Tutta l’algebra dei campi finiti che ci sta dietro non viene neanche nominata, quindi non si capisce neanche lontanamente perchè queste strane operazioni algebriche alla fine facciano funzionare un codice come il CRC. Ovviamente non puoi fare algebra astratta in quinta superiore, ma allora la domanda è: era veramente utile una spiegazione del genere? Siamo veramente convinti che uno studente che dovesse decidere di terminare i propri studi con un diploma tecnico si trovi a dover mai reimplementare un CRC? E in tal caso, potrebbe beneficiare in qualche modo di una singola ora della sua vita in cui gli è stata raccontata una storiella così priva di capo e di coda? Io penso proprio di no, ma nonostante ciò una lezione del genere viene percepita come “utile” perchè si insegna a “fare” dei conti di qualche tipo.

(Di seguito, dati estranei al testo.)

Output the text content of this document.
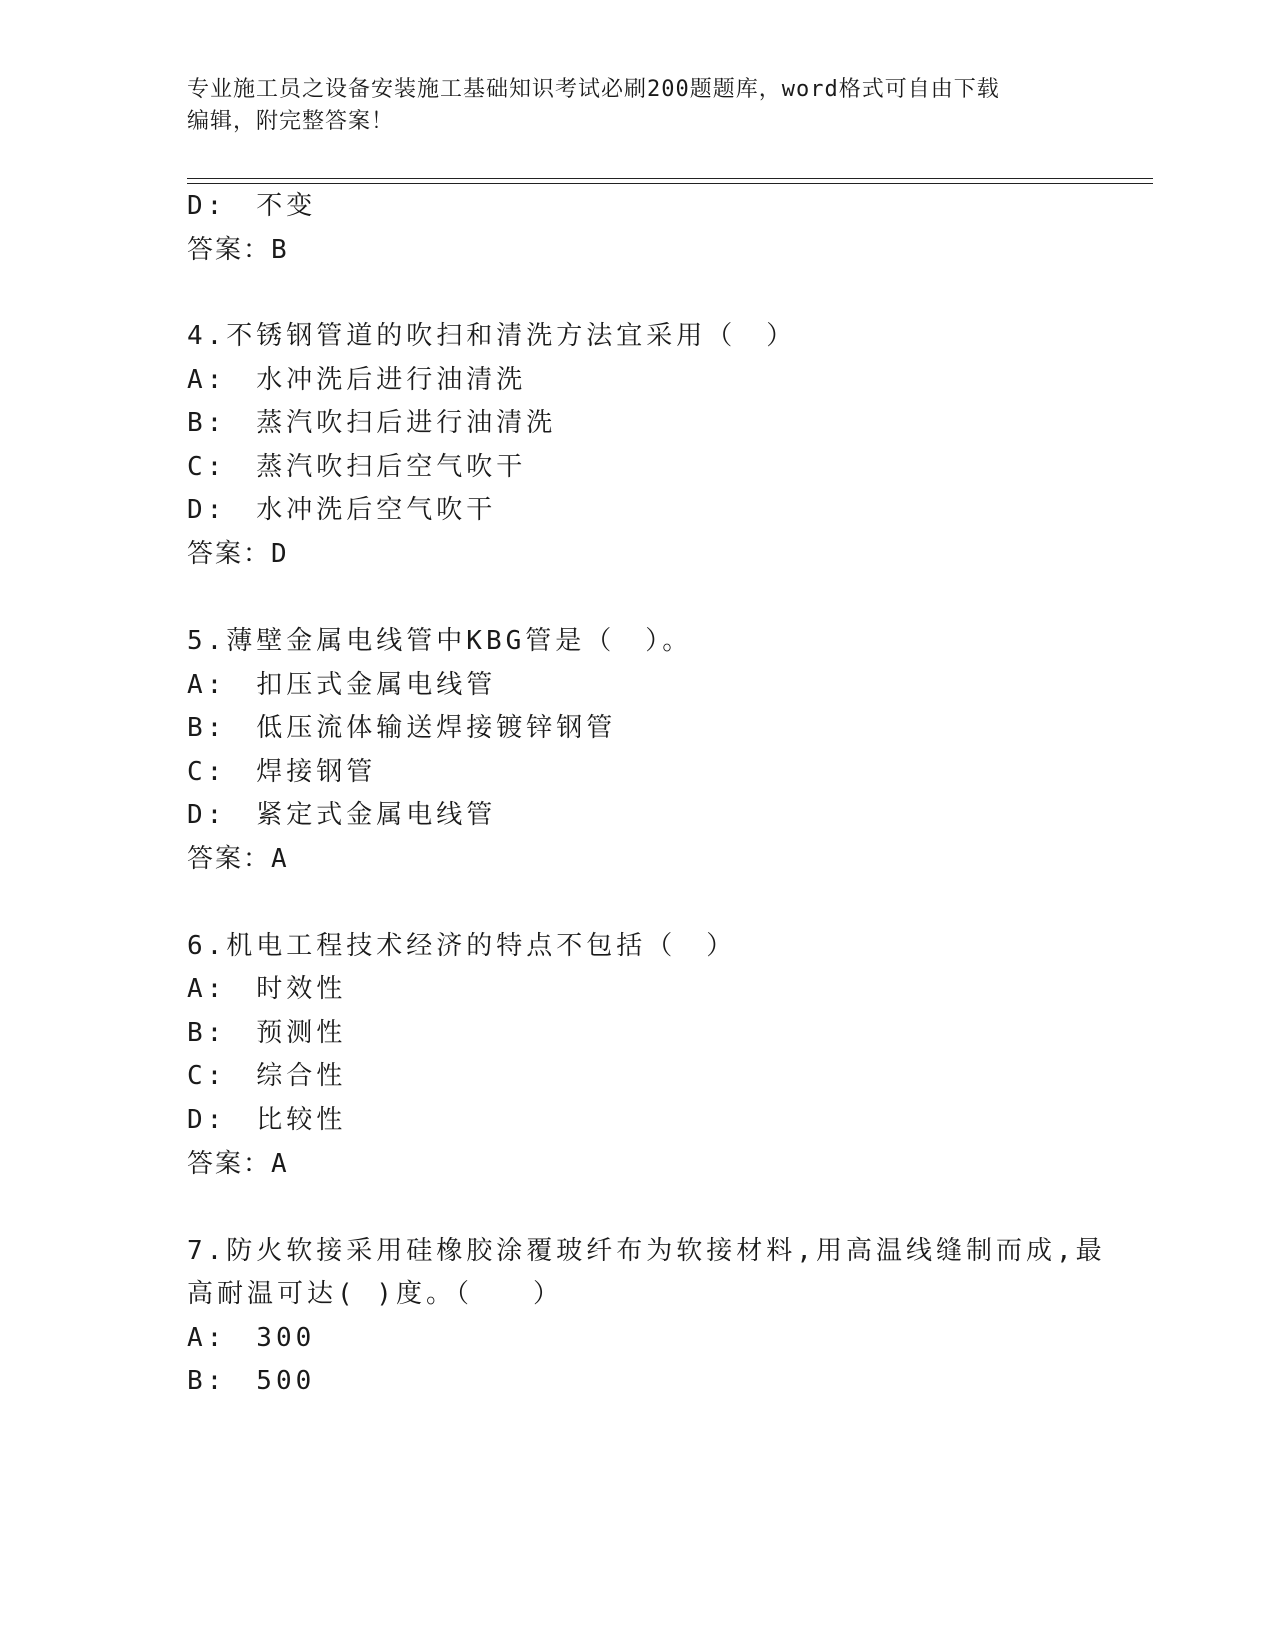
专业施工员之设备安装施工基础知识考试必刷200题题库，word格式可自由下载
编辑，附完整答案！
D:　不变
答案：B
4.不锈钢管道的吹扫和清洗方法宜采用（　）
A:　水冲洗后进行油清洗
B:　蒸汽吹扫后进行油清洗
C:　蒸汽吹扫后空气吹干
D:　水冲洗后空气吹干
答案：D
5.薄壁金属电线管中KBG管是（　）。
A:　扣压式金属电线管
B:　低压流体输送焊接镀锌钢管
C:　焊接钢管
D:　紧定式金属电线管
答案：A
6.机电工程技术经济的特点不包括（　）
A:　时效性
B:　预测性
C:　综合性
D:　比较性
答案：A
7.防火软接采用硅橡胶涂覆玻纤布为软接材料,用高温线缝制而成,最
高耐温可达( )度。（　　）
A:　300
B:　500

Posso andare avanti citando il metodo di Cramer per la risoluzione dei sistemi lineari. Cosa sia una matrice e cosa sia il determinante di una matrice non viene detto neanche per scherzo, eppure tutti gli studenti di seconda superiore del paese sanno che per risolvere un sistema lineare 3×3 si deve fare così, così per così, più colà e colavia. Solo 3×3 però, guai a provarci con un 4×4, perchè il metodo di Cramer è così computazionalmente disastroso (\Theta(n!) per i curiosi) che non si usa MAI, e l’unico motivo per cui esiste è la sua importanza teorica nel dimostrare costruttivamente l’esistenza di soluzioni determinate di un sistema quando il determinante è diverso da zero. Uno strumento squisitamente teorico, di cui la teoria viene ignorata perchè non insegna a “fare”, viene spacciato per metodo “pratico” e quindi “utile” in pratica, quando in realtà non lo è neanche di striscio. Non so se si intuisce il pastrocchio…


Gli esempi potrebbero andare avanti ancora per molto, e forse su questo argomento un giorno varrà la pena scrivere qualcosa di più elaborato e corposo di un post su un blog.


Nel frattempo, parafrasando un certo personaggio: andate a casa e spiegate un teorema ai vostri figli.